Witness says police showed restraint in Penhallow Street shooting

Leonard Lee

A neighbor who witnessed Monday’s police shooting of a 19-year-old suspect on Penhallow Street says that he joined officers in pleading with the young man to drop his weapon— to no avail.

Leonard Lee, a longtime resident of the normally quiet, tree-lined side-street off of Melville Avenue, said that he believes that the young man— who has not yet been named— essentially “committed suicide” by cop.

“I thought that I would never say this, but these officers were amazing in trying to save this young man’s life,” Lee wrote in a post on Facebook on Monday. “They did not want to shoot him........this young [man] committed suicide.”

The incident that unfolded in front of Lee’s house stemmed from an earlier shooting in Town Field, just two blocks away, according to Boston Police.

Boston Police Commissioner William Gross told reporters on Monday that two BPD officers on bicycle patrol chased the two suspects from the park. Both men were armed, according to the police account. One initially eluded capture, and has since been arrested, while the second young man engaged the police in a standoff and shooting on Penhallow Street.

Lee told the Reporter on Wednesday that he was eating a late lunch in the second-floor of his house at the corner of Mather and Penhallow street when he heard something amiss outside.

He heard a man yelling, “Drop the gun!!”

“I looked out window and saw a young man holding a gun in right hand, right in front of my car. I saw two cops on bicycles, they were holding their bikes.”

Lee said that the young man was “walking back slowly” as the police yelled commands for him to drop the weapon.

Lee started screaming out the window as well.

I said, “Drop the [expletive] gun.”

Instead, Lee says, the young man fired two rounds at police.

“One hit the back of my car and the other one, I don’t know where it went. But the cops still didn't shoot back. And they had clear shots. They could have put 16 into him with no problem. He was standing straight up and he backed up further and between two driveways. And we are all screaming at him, “Drop the gun!”

The suspect instead opened fire again— two additional shots, according to Lee. One of the rounds hit his neighbor’s car.

“The one cop aimed at him and hits him in his thigh, on his left leg. He went down and was still holding the gun up in the air. And we’re screaming at him, and he swings the gun towards the cops.”

That’s when the police fired a new volley at the young man. Lee said that the young man was hit twice.

“One of the cops ran over and grabbed the gun and he started to give him CPR. He was trying to save his life,” Lee told the Reporter.

Minutes later, he says, one of the people treating the young man made it clear that he "was gone."

The officers, Lee said, were traumatized by the incident— as was he.

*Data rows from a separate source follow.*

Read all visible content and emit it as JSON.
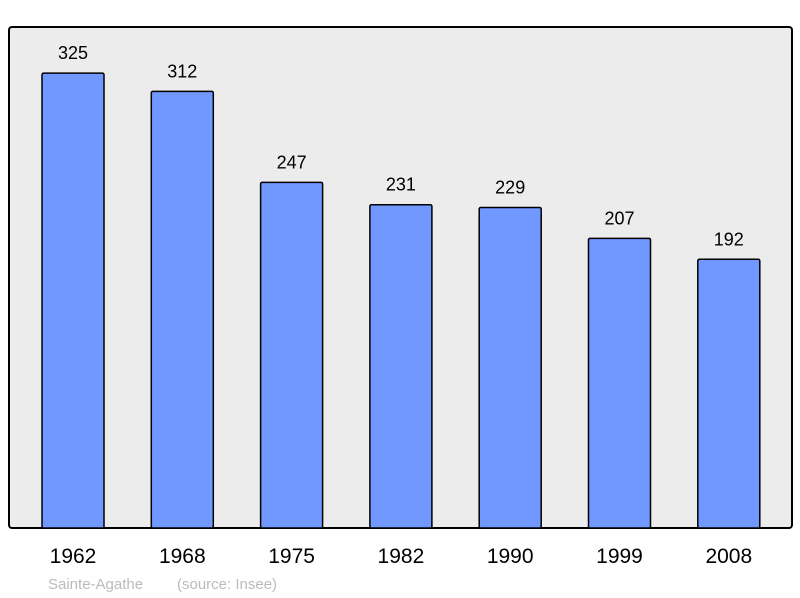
{
  "chart_data": {
    "type": "bar",
    "categories": [
      "1962",
      "1968",
      "1975",
      "1982",
      "1990",
      "1999",
      "2008"
    ],
    "values": [
      325,
      312,
      247,
      231,
      229,
      207,
      192
    ],
    "data_labels": [
      "325",
      "312",
      "247",
      "231",
      "229",
      "207",
      "192"
    ],
    "title": "",
    "xlabel": "",
    "ylabel": "",
    "ylim": [
      0,
      358
    ],
    "grid": false,
    "legend": "none",
    "colors": {
      "bar": "#7098ff",
      "plot_background": "#ececec",
      "border": "#000000",
      "footer_text": "#bbbbbb"
    }
  },
  "footer": {
    "place": "Sainte-Agathe",
    "source": "(source: Insee)"
  }
}
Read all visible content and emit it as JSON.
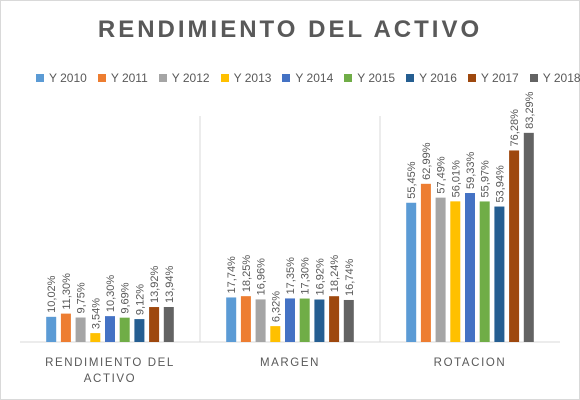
{
  "chart_data": {
    "type": "bar",
    "title": "RENDIMIENTO DEL ACTIVO",
    "categories": [
      "RENDIMIENTO DEL ACTIVO",
      "MARGEN",
      "ROTACION"
    ],
    "category_lines": [
      [
        "RENDIMIENTO DEL",
        "ACTIVO"
      ],
      [
        "MARGEN"
      ],
      [
        "ROTACION"
      ]
    ],
    "ylim": [
      0,
      90
    ],
    "grid": false,
    "legend_position": "top",
    "series": [
      {
        "name": "Y 2010",
        "color": "#5b9bd5",
        "values": [
          10.02,
          17.74,
          55.45
        ],
        "labels": [
          "10,02%",
          "17,74%",
          "55,45%"
        ]
      },
      {
        "name": "Y 2011",
        "color": "#ed7d31",
        "values": [
          11.3,
          18.25,
          62.99
        ],
        "labels": [
          "11,30%",
          "18,25%",
          "62,99%"
        ]
      },
      {
        "name": "Y 2012",
        "color": "#a5a5a5",
        "values": [
          9.75,
          16.96,
          57.49
        ],
        "labels": [
          "9,75%",
          "16,96%",
          "57,49%"
        ]
      },
      {
        "name": "Y 2013",
        "color": "#ffc000",
        "values": [
          3.54,
          6.32,
          56.01
        ],
        "labels": [
          "3,54%",
          "6,32%",
          "56,01%"
        ]
      },
      {
        "name": "Y 2014",
        "color": "#4472c4",
        "values": [
          10.3,
          17.35,
          59.33
        ],
        "labels": [
          "10,30%",
          "17,35%",
          "59,33%"
        ]
      },
      {
        "name": "Y 2015",
        "color": "#70ad47",
        "values": [
          9.69,
          17.3,
          55.97
        ],
        "labels": [
          "9,69%",
          "17,30%",
          "55,97%"
        ]
      },
      {
        "name": "Y 2016",
        "color": "#255e91",
        "values": [
          9.12,
          16.92,
          53.94
        ],
        "labels": [
          "9,12%",
          "16,92%",
          "53,94%"
        ]
      },
      {
        "name": "Y 2017",
        "color": "#9e480e",
        "values": [
          13.92,
          18.24,
          76.28
        ],
        "labels": [
          "13,92%",
          "18,24%",
          "76,28%"
        ]
      },
      {
        "name": "Y 2018",
        "color": "#636363",
        "values": [
          13.94,
          16.74,
          83.29
        ],
        "labels": [
          "13,94%",
          "16,74%",
          "83,29%"
        ]
      }
    ]
  }
}
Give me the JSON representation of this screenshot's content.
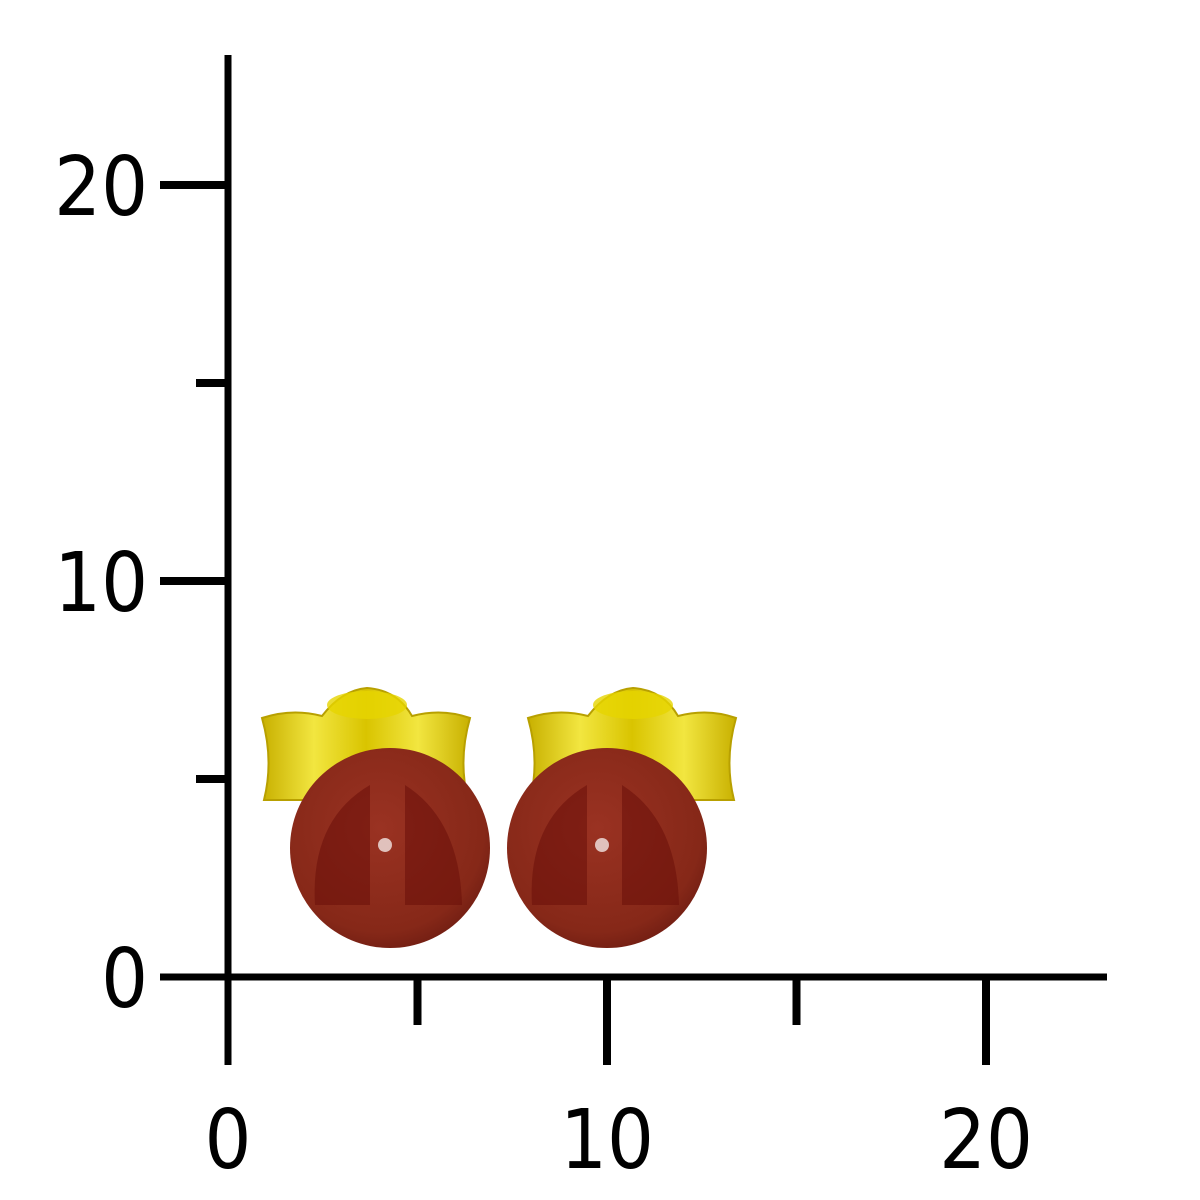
{
  "scale": {
    "y_ticks": [
      {
        "value": 0,
        "label": "0",
        "major": true
      },
      {
        "value": 5,
        "label": "",
        "major": false
      },
      {
        "value": 10,
        "label": "10",
        "major": true
      },
      {
        "value": 15,
        "label": "",
        "major": false
      },
      {
        "value": 20,
        "label": "20",
        "major": true
      }
    ],
    "x_ticks": [
      {
        "value": 0,
        "label": "0",
        "major": true
      },
      {
        "value": 5,
        "label": "",
        "major": false
      },
      {
        "value": 10,
        "label": "10",
        "major": true
      },
      {
        "value": 15,
        "label": "",
        "major": false
      },
      {
        "value": 20,
        "label": "20",
        "major": true
      }
    ],
    "axis_color": "#000000"
  },
  "product": {
    "bead_color": "#8a2a1c",
    "bead_shade_color": "#6a0f0a",
    "metal_color": "#e6d400",
    "bead_diameter": 5
  }
}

“It was an extremely dangerous situation and the police definitely had an advantage, but they didn't use it,” said Lee. “I thought they would put 20 bullets into him. But, they did everything they could not to shoot. I’ve really got to talk to them- and let them know, they did the right thing. I appreciate them,” said Lee.

Another neighbor who lives on Penhallow Street— who asked not to be named— said that Lee’s account of the incident was consistent with what other neighbors saw and heard.

Lee said that looking back he probably should have hit the floor and not leaned out his window to shout at the young man.

“I was so close, he easily could have turned and shot me. I could see the hopelessness in his eyes, like he wasn’t there. He seemed numb and was backing up slowly,” said Lee, who has worked in social services for decades and at one point ran the Dorchester branch of the ABCD service center.

“All I thought about in that moment was I saw a kid with a gun and thought, he's gonna die,” said Lee. “These past two days I’ve been searching to see, what could we have done differently. And wondering, why did it happen to me in front of my house in one of the safest streets in Dorchester."

On Wednesday afternoon, police returned to search for a gun that was allegedly discarded by a second suspect who was arrested on Wednesday. Sources tell the Reporter that police did in fact locate a discarded gun in a backyard.

"There’s a real sense of sadness that came over me,” Lee said, reflecting on the normally tranquil sidestreet that even on Wednesday remained clogged with media and first responders. “We are a very tight street. We all look out for each other around here."